No passado, o perigo principal era outro, quando as viagens tinham que ser feitas por terra, os saques e os roubos às caravanas de peregrinos, a caminho de Meca eram as mais frequentes ocorrências. Hoje, este é um problema superado, mas que foi substituído por outros. De modo que, os problemas dos peregrinos que viajam para a Hajj não são de agora, apenas mudou a maneira de como acontecem (incêndios, correrias de pânico, atos terroristas, asfixias em túnel, epidemias, paradas cardíacas, etc.) e, mais impressionantemente, a magnitude destes acontecimentos, bem como o número de vítimas, em virtude da grande aglomeração de participantes.
Os 3 pilares do Rito do Apedrejamento, depois substituídos
por 3 muros. As pedras lançadas costumavam atingir os
 peregrinos do outro lado
Espiritualmente, a Hajj pode ser um momento magnífico para os muçulmanos, mas, por outro lado, apesar da aparente beleza e da suntuosidade do evento, esta peregrinação fisicamente é um momento de tumulto e de caos, onde muitos são expostos ao perigo. “Ela é uma experiência estafante e perigosa, quando a exaustão, com o tempo, se transforma em delírio, a serenidade dá lugar à impaciência e o perigo ao pânico. Até os mais autoconfiantes peregrinos percebem que, estar mais perto de deus também o leva para mais perto da morte” (Bianchi, 2004: 07). Mesmo assim, Robert R. Bianchi observa: “A Hajj funciona por causa do bom sentido de ajuda mútua dos peregrinos, e não por causa dos recursos precários que os governantes dispõem para ajudá-los e controlá-los. Todo o dinheiro e a tecnologia, o planejamento e a segurança, são impressionantes e crescentes a cada ano, mas nunca suficientes. O fator decisivo é o autocontrole e a cooperação mútua dos peregrinos” (Bianchi, 2004: 08).
Não adianta a rapidez com a qual as autoridades sauditas providenciam novos recursos e tentam melhorar a segurança do evento, pois elas nunca conseguem acompanhar o crescente surto de peregrinos ansiosos para se submeterem a qualquer condição. Por exemplo, nas últimas três décadas, cerca de 2.700 peregrinos morreram somente em Mina, a maioria por causa de incêndios nos acampamentos ou por causa de multidões aglomeradas em pontes de pedestres e em túnel que leva às áreas de apedrejamento (Bianchi, 2004: 10).
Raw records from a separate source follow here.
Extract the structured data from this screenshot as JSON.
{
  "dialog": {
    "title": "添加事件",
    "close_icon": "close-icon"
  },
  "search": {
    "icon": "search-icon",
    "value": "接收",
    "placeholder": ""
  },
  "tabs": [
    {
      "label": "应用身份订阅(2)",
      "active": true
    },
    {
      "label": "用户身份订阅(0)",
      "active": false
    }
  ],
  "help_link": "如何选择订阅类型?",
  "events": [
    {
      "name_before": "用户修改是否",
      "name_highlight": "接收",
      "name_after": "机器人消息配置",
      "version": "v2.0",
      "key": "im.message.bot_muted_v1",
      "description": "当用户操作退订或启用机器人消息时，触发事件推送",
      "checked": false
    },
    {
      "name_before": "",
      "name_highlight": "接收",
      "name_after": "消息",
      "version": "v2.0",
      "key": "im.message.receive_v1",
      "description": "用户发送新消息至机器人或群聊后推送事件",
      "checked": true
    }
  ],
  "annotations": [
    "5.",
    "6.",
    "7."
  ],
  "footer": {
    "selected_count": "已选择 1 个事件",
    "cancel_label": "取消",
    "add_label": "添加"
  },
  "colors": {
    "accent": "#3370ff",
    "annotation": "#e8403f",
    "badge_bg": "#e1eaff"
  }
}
Abaixo segue uma lista mostrando, em ordem cronológica, as principais tragédias ocorridas nas últimas décadas (Bianchi, 2004: 11; BBC News 17/12/2007 e Aljazeera.com 19/11/2009):
- 1975: Um incêndio matou pelo menos 200 peregrinos no acampamento em Mina.
- 1979: Cerca de 250 membros de uma seita saudita tomou a Grande Mesquita. Mais de 100 invasores e 127 soldados sauditas foram mortos, depois de duas semanas de cerco.
- 1987: Polícia entrou em choque com manifestantes pró-iranianos na Grande Mesquita, deixando 402 mortos.
- 1989: Um peregrino foi morto e 16 ficaram feridos após a explosão de uma bomba colocada perto da Grande Mesquita.
- 1990: 1.426 peregrinos morreram, por pisoteamento e por asfixia, durante uma correria de pânico no interior de um túnel de pedestres através das montanhas entre Meca e Mina. Uma falha elétrica cortou o fornecimento de energia do ar condicionado e da iluminação do túnel, com isso o pânico se espalhou.
- 1994: Pisoteamento matou 270 peregrinos perto do Jamarat (rito de apedrejamento).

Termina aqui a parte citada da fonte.